ACROSS the RIVER and INTO the TREES by ERNEST HEMINGWAY

They stopped and he looked at them both in the face and smiled his old and worn death smile. Then he looked down at their feet, as you always look at the feet of such people, since they wear their shoes too tight, and when you take the shoes off them you see their hammer-toes. The Colonel spat on the pavement and said nothing.

The two of them, they were the first thing he had sus­pected, looked at him with hatred and with that other thing. Then they were off like marsh-birds, walking with the long strides of herons too, the Colonel thought, and something of the flight of curlews, and looking back with hatred, waiting to have the last word if the distance was ever safe.

It is a pity they weren’t ten against one, the Colonel thought. They might have fought. I should not blame them, since they were defeated.

But their manners were not good in respect to a man of my rank and age. Also it was not intelligent to think all fifty year old Colonels would not understand their language. Nor was it intelligent to think old Infantry­men would not fight this early in the morning against the simple odds of two to one.

I’d hate to fight in this town where I love the people. I would avoid it. But couldn’t those badly educated youths realize what sort of animal they were dealing with? Don’t they know how you get to walk that way? Nor any of the other signs that combat people show as surely as a fisherman’s hands tell you if he is a fisherman from the creases from the cord cuts.

It is true they only saw my back and ass and legs and boots. But you’d think they might have told from the way they must move. Maybe they don’t anymore. But when I had a chance to look at them and think, Take the two of them out and hang them, I believe they under­stood. They understood quite clearly.

What’s a man life worth anyway? Ten thousand dol­lars if his insurance is paid up in our army. What the hell has that got to do with it. Oh yes, that was what I was thinking about before those jerks showed; how much money I had saved my government, in my time when people like Benny Meyers were in the trough.

Yes, he said, and how much you lost them at the Cha­teau that time at ten G’s a head. Well nobody ever really understood it except me, I guess. There’s no reason to tell them now. Your commanding general sometimes puts things down as the Fortunes of War. Back at Army they know such things are bound to happen. You do it, as ordered, with a big butcher-bill and you’re a hero.

Christ, I am opposed to the excessive butcher-bill, he thought. But you get the orders, and you have to carry them out. It is the mistakes that are no good to sleep with. But why the hell sleep with them anyway. It never did any good. But they can certainly crawl into a sack some­times. They can crawl in and stay in there with you.

Cheer up, boy, he said. Remember you had a lot of money on you when you picked that one. And you might have been stripped if you lost. You can’t fight a lick any­more with your hands, and you didn’t have any weapon.

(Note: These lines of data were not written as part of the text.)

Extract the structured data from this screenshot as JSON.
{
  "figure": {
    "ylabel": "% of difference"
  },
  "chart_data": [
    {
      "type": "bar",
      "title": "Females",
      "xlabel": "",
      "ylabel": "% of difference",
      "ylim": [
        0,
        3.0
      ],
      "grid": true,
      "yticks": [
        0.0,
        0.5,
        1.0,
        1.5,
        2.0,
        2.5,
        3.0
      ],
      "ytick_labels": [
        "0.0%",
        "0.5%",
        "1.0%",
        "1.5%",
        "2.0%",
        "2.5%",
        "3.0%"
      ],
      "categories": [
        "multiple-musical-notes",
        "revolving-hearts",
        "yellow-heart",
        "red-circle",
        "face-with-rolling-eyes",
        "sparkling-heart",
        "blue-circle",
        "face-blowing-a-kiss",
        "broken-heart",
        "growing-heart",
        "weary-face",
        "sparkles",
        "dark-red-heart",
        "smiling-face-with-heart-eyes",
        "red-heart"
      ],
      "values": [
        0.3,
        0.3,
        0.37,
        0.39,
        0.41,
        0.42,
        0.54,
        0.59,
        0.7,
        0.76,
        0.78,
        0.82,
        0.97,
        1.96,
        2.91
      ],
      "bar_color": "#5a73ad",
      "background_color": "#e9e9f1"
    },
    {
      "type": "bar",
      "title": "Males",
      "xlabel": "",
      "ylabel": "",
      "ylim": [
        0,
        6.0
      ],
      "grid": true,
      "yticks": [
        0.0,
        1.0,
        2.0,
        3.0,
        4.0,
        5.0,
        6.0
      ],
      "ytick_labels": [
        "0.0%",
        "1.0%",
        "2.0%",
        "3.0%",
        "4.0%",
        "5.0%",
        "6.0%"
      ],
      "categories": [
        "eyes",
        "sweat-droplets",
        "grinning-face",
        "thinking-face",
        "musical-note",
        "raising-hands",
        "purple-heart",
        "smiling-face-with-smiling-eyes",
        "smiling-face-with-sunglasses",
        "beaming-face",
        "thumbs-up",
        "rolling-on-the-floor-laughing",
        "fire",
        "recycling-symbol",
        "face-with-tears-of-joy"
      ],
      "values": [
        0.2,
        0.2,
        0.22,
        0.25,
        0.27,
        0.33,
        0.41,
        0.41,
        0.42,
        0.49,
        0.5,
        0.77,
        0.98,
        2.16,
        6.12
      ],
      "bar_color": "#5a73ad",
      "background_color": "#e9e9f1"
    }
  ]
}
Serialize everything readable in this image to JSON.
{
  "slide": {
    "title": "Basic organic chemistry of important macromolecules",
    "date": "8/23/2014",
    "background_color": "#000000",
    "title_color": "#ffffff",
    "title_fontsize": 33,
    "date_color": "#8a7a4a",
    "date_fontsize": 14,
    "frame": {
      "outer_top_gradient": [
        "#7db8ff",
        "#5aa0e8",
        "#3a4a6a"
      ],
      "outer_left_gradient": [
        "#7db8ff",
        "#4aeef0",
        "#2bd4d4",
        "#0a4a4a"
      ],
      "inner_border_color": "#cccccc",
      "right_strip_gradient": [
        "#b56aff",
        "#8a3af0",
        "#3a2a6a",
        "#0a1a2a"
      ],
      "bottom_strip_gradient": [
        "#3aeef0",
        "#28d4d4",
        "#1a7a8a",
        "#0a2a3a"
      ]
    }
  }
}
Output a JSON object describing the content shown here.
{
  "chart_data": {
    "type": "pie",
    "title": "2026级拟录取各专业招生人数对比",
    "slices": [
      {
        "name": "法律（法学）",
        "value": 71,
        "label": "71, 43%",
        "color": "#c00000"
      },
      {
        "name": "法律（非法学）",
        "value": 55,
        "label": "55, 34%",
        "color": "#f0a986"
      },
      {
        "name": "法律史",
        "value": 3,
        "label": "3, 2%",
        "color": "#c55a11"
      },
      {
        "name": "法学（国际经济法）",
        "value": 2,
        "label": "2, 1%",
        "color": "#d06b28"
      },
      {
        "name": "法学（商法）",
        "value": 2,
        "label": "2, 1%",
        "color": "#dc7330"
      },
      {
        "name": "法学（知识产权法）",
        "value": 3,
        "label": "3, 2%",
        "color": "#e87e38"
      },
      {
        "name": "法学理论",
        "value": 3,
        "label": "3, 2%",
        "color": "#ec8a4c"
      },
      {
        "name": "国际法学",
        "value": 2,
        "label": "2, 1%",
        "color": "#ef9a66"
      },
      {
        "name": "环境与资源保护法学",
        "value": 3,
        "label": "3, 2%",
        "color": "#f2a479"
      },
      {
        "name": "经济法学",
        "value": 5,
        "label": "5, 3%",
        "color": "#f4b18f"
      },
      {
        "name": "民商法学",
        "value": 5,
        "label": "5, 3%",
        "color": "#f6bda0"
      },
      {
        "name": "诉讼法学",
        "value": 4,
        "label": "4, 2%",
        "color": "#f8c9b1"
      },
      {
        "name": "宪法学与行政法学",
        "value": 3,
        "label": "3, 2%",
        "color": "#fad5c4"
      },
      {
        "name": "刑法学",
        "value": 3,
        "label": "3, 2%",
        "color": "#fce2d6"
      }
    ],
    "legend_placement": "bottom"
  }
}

So don’t be gloomy, boy, or man, or Colonel, or busted General. We’re almost to the market now and you made it without hardly noticing.

Hardly noticing is bad, he added.

CHAPTER XXII

HE loved the market. A great part of it was close-packed and crowded into several side streets, and it was so con­centrated that it was difficult not to jostle people, unin­tentionally, and each time you stopped to look, to buy, or to admire, you formed an îlot de resistance against the flow of the morning attack of the purchasers.

The Colonel liked to study the spread and high piled cheeses and the great sausages. People at home think mortadella is a sausage, he thought.

Then he said to the woman in the booth, “Let me try a little of that sausage, please. Only a sliver.”